What’s more natural than using soil to grow? If we’re trying to mimic outdoor conditions inside, then soil seems to be the no-brainer. So then why aren’t more growers using it? Because it’s tricky. You can over-water or under-water your plants quickly if you’re not sure how to check moisture in your soil. With that comes nutrient lock and deficiencies, which can be harder to reverse in soil than in hydroponics. Not to mention the mud and mess that comes with soil growing. But if you have lots of room and a good knowledge of soil feeding, it can yield some of the best crops you’ll ever harvest. Using a hydroponic-based medium, like cocoa core or grow pebbles, is perfect for growers in any situation. Whether it’s in a room or a warehouse, hydroponic growers have been using automatic water-based solutions to grow for years with huge success.
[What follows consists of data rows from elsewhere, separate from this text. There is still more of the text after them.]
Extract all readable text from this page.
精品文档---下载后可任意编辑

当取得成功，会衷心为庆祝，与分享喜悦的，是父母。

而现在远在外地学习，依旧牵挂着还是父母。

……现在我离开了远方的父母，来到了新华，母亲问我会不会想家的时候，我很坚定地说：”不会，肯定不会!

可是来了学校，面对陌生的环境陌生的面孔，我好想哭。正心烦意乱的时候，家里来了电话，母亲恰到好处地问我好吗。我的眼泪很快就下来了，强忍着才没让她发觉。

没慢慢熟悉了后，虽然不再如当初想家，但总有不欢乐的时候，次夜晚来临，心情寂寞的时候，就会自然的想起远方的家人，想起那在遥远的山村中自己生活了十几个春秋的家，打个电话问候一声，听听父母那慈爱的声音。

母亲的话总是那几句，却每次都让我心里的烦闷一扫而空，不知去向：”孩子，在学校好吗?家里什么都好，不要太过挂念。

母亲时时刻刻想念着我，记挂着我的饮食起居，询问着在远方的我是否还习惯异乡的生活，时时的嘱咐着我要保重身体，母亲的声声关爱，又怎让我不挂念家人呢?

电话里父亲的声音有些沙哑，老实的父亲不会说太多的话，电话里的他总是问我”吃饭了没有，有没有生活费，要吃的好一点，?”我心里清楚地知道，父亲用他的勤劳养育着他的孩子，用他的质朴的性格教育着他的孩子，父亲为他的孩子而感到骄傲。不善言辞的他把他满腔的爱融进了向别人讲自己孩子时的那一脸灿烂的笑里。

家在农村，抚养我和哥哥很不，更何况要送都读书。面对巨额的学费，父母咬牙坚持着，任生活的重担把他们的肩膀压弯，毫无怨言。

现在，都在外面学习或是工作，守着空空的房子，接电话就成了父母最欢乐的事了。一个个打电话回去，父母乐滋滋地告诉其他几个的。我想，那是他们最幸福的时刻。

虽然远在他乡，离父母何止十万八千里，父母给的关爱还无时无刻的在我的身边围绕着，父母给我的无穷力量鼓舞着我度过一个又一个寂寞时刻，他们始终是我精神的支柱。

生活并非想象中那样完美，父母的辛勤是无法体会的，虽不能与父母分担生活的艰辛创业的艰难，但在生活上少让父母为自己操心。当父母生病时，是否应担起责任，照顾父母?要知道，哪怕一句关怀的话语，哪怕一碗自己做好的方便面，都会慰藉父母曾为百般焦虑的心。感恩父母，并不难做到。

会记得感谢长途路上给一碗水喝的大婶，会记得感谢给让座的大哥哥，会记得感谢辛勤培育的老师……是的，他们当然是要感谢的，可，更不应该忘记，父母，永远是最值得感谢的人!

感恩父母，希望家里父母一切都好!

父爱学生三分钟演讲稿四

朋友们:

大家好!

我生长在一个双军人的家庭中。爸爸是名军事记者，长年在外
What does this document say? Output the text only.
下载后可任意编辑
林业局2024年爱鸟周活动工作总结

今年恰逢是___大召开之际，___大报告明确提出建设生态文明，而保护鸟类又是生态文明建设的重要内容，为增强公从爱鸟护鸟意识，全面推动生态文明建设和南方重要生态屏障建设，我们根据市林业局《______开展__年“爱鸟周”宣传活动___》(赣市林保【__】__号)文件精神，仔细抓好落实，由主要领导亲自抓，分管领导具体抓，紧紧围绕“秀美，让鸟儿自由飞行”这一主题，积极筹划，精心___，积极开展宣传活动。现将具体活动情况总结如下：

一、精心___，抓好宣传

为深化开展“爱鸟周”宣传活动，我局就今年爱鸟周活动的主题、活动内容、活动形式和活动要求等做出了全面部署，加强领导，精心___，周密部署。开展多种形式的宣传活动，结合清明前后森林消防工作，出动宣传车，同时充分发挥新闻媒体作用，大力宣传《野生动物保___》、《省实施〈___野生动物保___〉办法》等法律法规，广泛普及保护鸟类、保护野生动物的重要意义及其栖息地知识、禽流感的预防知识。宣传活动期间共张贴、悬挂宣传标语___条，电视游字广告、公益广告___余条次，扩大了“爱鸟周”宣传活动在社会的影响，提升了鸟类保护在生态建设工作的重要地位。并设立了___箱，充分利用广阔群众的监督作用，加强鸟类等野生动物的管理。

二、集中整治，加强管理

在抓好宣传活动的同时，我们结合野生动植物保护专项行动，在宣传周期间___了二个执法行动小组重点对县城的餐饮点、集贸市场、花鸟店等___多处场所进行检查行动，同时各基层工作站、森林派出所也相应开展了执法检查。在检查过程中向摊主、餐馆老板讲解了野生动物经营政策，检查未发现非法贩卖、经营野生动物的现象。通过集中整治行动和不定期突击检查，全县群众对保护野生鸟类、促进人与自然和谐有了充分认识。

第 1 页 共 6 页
You can reverse plant deficiencies fairly quickly, you don’t have to touch the medium other than switching nutrient solutions, and most consumers can’t tell the difference between soil- and hydro-grow produce. So what could be the issue? While it may be easier to feed and tend to hydroponic grows, they are less forgiving than soil. Ask any grower: the wrong nutrient can bring their hydro grow down in a heartbeat, and spikes in pH or a lack of PPM means either your plants aren’t eating or what they are eating is toxic. But for beginners, growers who want to study soil or advanced growers that prefer a hands-off approach to their gardens will benefit from growing hydroponically.